Margherita also turned to the Baschirotto Rare Disease Foundation, based in Costzza di Longare, which has recently opened a section in Perugia. “In May 2021 we met Mrs. Margherita – say the spouses Giuseppe Baschirotto and Anna Albarello, creators of the foundation that bears the name of their son – We decided that we could not ignore her cry for help”. Already in October they organized an international meeting on progressive myoclonic epilepsies in Perugia, inviting the world’s leading experts to take stock of the situation on the knowledge of the disease and on the prospects for treatment.
“We believed in gene therapy 30 years ago. The results are proving us right “
A new initiative will be presented tomorrow, international day on rare diseases, at a conference also in Perugia. “We have launched a competition for the gene therapy of Lafora’s disease, giving away 100,000 euros – explain the spouses – with the aim of finding an innovative weapon to tackle this disease”. Researchers wishing to participate in the call must submit a research project, which includes gene therapy, on Lafora’s disease; project that must be validated by a health facility. A scientific commission will make the evaluation and then assign the funding, allocated equally between the researcher who will take care of it and the necessary material. “Projects from abroad are likely to compete. For this reason we have decided that, in the event that the winner is a foreigner, another 50 thousand euros will be assigned to the Italian laboratory that will collaborate with this project ». Six 100 thousand euros of the announcement have already been made available by the Baschirotto foundation, for these other 50 thousand an appeal is made to the generosity of some benefactor.
“It may seem like an ambitious initiative, out of reach – the Baschirotto couple still say – but we have seen over the years how ideas of this kind have borne fruit. In 1992 we were among the first to support the efficacy of gene therapy, and last year a company announced that it had produced a drug for a very rare neurogenerative disease, metachromatic leukodystrophy, developed thanks to the project we started.

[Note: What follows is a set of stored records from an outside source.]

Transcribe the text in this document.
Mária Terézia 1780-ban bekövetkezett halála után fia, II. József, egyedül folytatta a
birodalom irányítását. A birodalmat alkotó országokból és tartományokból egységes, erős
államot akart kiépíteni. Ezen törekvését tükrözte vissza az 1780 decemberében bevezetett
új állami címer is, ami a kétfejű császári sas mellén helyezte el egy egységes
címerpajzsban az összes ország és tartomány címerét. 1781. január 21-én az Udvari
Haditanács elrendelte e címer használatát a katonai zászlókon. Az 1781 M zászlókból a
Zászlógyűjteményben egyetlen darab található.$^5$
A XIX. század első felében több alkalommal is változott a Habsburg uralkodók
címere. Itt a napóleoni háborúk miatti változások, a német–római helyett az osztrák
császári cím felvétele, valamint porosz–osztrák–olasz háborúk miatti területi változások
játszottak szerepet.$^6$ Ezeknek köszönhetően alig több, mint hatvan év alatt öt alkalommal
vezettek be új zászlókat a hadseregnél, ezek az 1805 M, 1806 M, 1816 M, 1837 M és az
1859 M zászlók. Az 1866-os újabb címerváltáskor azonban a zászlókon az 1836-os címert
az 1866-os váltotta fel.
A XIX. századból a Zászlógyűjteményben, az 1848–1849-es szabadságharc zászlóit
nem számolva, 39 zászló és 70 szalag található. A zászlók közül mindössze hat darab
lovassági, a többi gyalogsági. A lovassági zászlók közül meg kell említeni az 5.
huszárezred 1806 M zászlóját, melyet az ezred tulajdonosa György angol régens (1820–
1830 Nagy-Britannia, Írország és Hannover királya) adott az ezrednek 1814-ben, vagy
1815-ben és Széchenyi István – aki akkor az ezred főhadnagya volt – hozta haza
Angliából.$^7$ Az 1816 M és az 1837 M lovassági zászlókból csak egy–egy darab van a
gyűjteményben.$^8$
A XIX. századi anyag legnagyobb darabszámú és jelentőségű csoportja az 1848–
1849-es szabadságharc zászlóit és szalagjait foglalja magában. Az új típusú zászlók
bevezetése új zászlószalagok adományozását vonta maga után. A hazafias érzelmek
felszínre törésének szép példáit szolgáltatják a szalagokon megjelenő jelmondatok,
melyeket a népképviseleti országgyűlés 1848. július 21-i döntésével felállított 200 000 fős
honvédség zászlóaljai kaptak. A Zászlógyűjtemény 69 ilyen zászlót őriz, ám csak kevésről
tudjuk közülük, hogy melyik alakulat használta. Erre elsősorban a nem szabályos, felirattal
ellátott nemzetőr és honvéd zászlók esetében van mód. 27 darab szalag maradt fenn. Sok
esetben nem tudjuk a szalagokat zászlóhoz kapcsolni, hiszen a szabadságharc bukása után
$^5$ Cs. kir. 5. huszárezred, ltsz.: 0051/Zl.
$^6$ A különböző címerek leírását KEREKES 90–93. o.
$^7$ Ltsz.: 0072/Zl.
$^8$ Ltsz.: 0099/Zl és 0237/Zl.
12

We believed in gene therapy for the central nervous system, we persisted despite the skepticism of many, and the facts proved us right ».
“These two years of pandemic – they add – have macroscopically highlighted how important research in molecular and cell biology is for the treatment of rare but also very common forms, such as that caused by the Sars-Cov2 virus. During the pandemic, many visits, check-ups, surgeries, experimental or rehabilitative therapies were suspended or canceled, as well as conferences and awareness events. People with rare diseases have been doubly exposed to risk due to their real condition which, in most cases, is serious and disabling, as well as often without a definitive cure ». The Baschirotto foundation renews its determination to open a glimmer of hope, which can only come from scientific research, to win the battle against time and find therapy.
The news
Giada project, ok from the dermopathic institute
On the eve of the International Day of Rare Diseases, good news arrives for the “Jade Project”, the initiative that supports research on the giant melanocytic congenital nevus affecting a little girl from Trissino. His parents started a fundraiser with the Baschirotto association to support a study conducted by researchers from the “Mauro Baschirotto” Bird Institute of rare diseases in Costzza. This research has now been approved by the ethics committee of the Immaculate Dermopathic Institute. of Rome, one of the world excellence in the dermatological field, which will therefore collaborate on the project. In the meantime, the Bird Institute is continuing its activities with schools, has recently hosted Boscardin students for an internship, and will shortly welcome a graduate student: there are already three university students who have developed their thesis in the costozza laboratories.